Hi, I'm Aapeli! Two defining features of my character are: a deep curiosity for understanding what drives the world forward; and a need to always be solving new, tough problems. I'm particularly interested in using advanced technology and mathematical modelling to come up with creative solutions and to make awesome products. I find that the projects I work on increasingly rely on data, so I've lately been concentrating a lot on machine learning, statistics, and other data related areas. By formal training I'm a mathematician and statistician, but I've always had a passion for software engineering. Feel free to get in touch if you like what you see on this site. I'm always open to exploring new things with other creative, smart people.

Around 2 minutes (389 words). Published 2019-07-12.

Why don’t protocol buffers have fixed length arrays?

I’ve been using Google’s protocol buffers recently for some projects, and for a long time I had a gripe with the fact that they don’t include a type for fixed-length arrays. I mean, surely you’d expect that from a serious serialisation library like this?

Well, let’s think about it a bit. Maybe the situation isn’t as hideous as it seems.

One of the very core key objectives of the protocol buffer design is their impressive backwards and forwards compatibility: mainly because a parser can ignore practically everything it doesn’t understand or need. So for instance, a load balancing server in an RPC system could simply read the key in the protocol buffer relating to the service endpoint while discarding everything else in its decision on where to relay the request.
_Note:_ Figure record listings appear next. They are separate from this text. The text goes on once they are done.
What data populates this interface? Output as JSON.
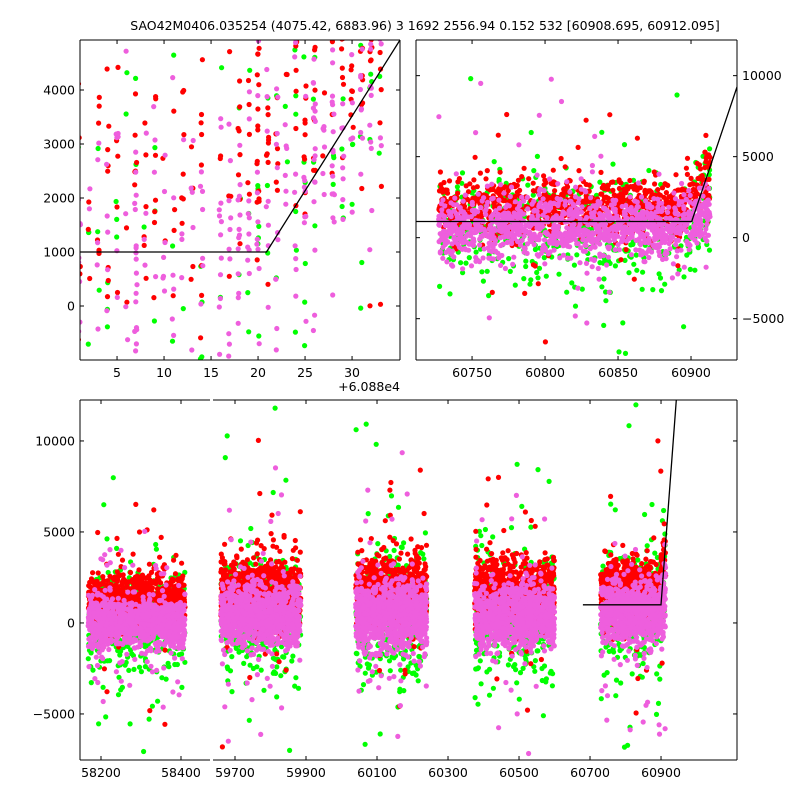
{
  "chart_data": {
    "type": "scatter",
    "title": "SAO42M0406.035254 (4075.42, 6883.96)  3 1692 2556.94 0.152 532 [60908.695, 60912.095]",
    "colors": {
      "red": "#ff0000",
      "green": "#00ff00",
      "pink": "#ee5edd",
      "fit": "#000000"
    },
    "series": [
      {
        "name": "red",
        "color": "#ff0000",
        "offset": 1300
      },
      {
        "name": "green",
        "color": "#00ff00",
        "offset": 0
      },
      {
        "name": "pink",
        "color": "#ee5edd",
        "offset": 0
      }
    ],
    "panels": [
      {
        "id": "top-left",
        "xlim": [
          60881.06,
          60915.1
        ],
        "ylim": [
          -1000,
          4926
        ],
        "x_offset_label": "+6.088e4",
        "x_ticks": [
          60885,
          60890,
          60895,
          60900,
          60905,
          60910
        ],
        "x_tick_labels": [
          "5",
          "10",
          "15",
          "20",
          "25",
          "30"
        ],
        "y_ticks": [
          0,
          1000,
          2000,
          3000,
          4000
        ],
        "y_tick_labels": [
          "0",
          "1000",
          "2000",
          "3000",
          "4000"
        ],
        "y_axis_side": "left",
        "fit_line": [
          [
            60881.06,
            1000
          ],
          [
            60900.9,
            1000
          ],
          [
            60915.1,
            4926
          ]
        ],
        "clusters": [
          {
            "t0": 60881,
            "t1": 60894,
            "base": 800,
            "spread": 1400,
            "n": 220,
            "nightly": true
          },
          {
            "t0": 60896,
            "t1": 60913,
            "base": 1500,
            "spread": 1300,
            "n": 420,
            "nightly": true,
            "trend": 120
          }
        ]
      },
      {
        "id": "top-right",
        "xlim": [
          60711.6,
          60931.5
        ],
        "ylim": [
          -7550,
          12200
        ],
        "x_ticks": [
          60750,
          60800,
          60850,
          60900
        ],
        "x_tick_labels": [
          "60750",
          "60800",
          "60850",
          "60900"
        ],
        "y_ticks": [
          -5000,
          0,
          5000,
          10000
        ],
        "y_tick_labels": [
          "−5000",
          "0",
          "5000",
          "10000"
        ],
        "y_axis_side": "right",
        "fit_line": [
          [
            60711.6,
            1000
          ],
          [
            60900.5,
            1000
          ],
          [
            60931.5,
            9300
          ]
        ],
        "clusters": [
          {
            "t0": 60727,
            "t1": 60913,
            "base": 600,
            "spread": 900,
            "n": 2600,
            "nightly": false
          }
        ]
      },
      {
        "id": "bottom-a",
        "xlim": [
          58147.5,
          58472.5
        ],
        "ylim": [
          -7530,
          12250
        ],
        "x_ticks": [
          58200,
          58400
        ],
        "x_tick_labels": [
          "58200",
          "58400"
        ],
        "y_ticks": [
          -5000,
          0,
          5000,
          10000
        ],
        "y_tick_labels": [
          "−5000",
          "0",
          "5000",
          "10000"
        ],
        "y_axis_side": "left",
        "fit_line": [],
        "clusters": [
          {
            "t0": 58168,
            "t1": 58410,
            "base": 0,
            "spread": 700,
            "n": 2200,
            "nightly": false
          }
        ]
      },
      {
        "id": "bottom-b",
        "xlim": [
          59638,
          61114
        ],
        "ylim": [
          -7530,
          12250
        ],
        "x_ticks": [
          59700,
          59900,
          60100,
          60300,
          60500,
          60700,
          60900
        ],
        "x_tick_labels": [
          "59700",
          "59900",
          "60100",
          "60300",
          "60500",
          "60700",
          "60900"
        ],
        "y_ticks": [
          -5000,
          0,
          5000,
          10000
        ],
        "y_tick_labels": [
          "",
          "",
          "",
          ""
        ],
        "y_axis_side": "left",
        "fit_line": [
          [
            60680,
            1000
          ],
          [
            60900,
            1000
          ],
          [
            60943,
            12250
          ]
        ],
        "clusters": [
          {
            "t0": 59660,
            "t1": 59885,
            "base": 400,
            "spread": 850,
            "n": 2200,
            "nightly": false
          },
          {
            "t0": 60040,
            "t1": 60240,
            "base": 400,
            "spread": 900,
            "n": 2200,
            "nightly": false
          },
          {
            "t0": 60375,
            "t1": 60600,
            "base": 400,
            "spread": 850,
            "n": 2200,
            "nightly": false
          },
          {
            "t0": 60730,
            "t1": 60913,
            "base": 500,
            "spread": 850,
            "n": 1800,
            "nightly": false
          }
        ]
      }
    ]
  }
}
But the problem here is then that not unlike any other type-length-value encoding, for a server to be able to parse a message without knowing anything about this field, it obviously has to know the length of that value in order to skip it appropriately. So in effect, we’ll still need to include the length of this field. But now we’ve in fact ended up with exactly what packed repeated fields already do in proto3 (previously there were unpacked repeated fields which have extra overhead). Hence we’re not really wasting space or doing anything like that in the serialisation by not having a specific fixed length array type, as we’d have to do it anyway.

Of course it would be nice to have a way of telling the code generator exactly how many elements we expect and then getting a runtime error if we don’t deserialise that number of values instead of having to check it ourselves. But then that would increase the complexity of the whole process, and add another slight penalty to thinking about compatibility: if we change it so that from now we require a few more elements, does that mean we have to discard this field number and start using a new one?

So no, protocol buffers don’t have fixed length arrays and at first that can be relatively frustrating. But I hope I’ve argued a little why it doesn’t exactly matter that I can or can’t specify the length of an array in my .proto files.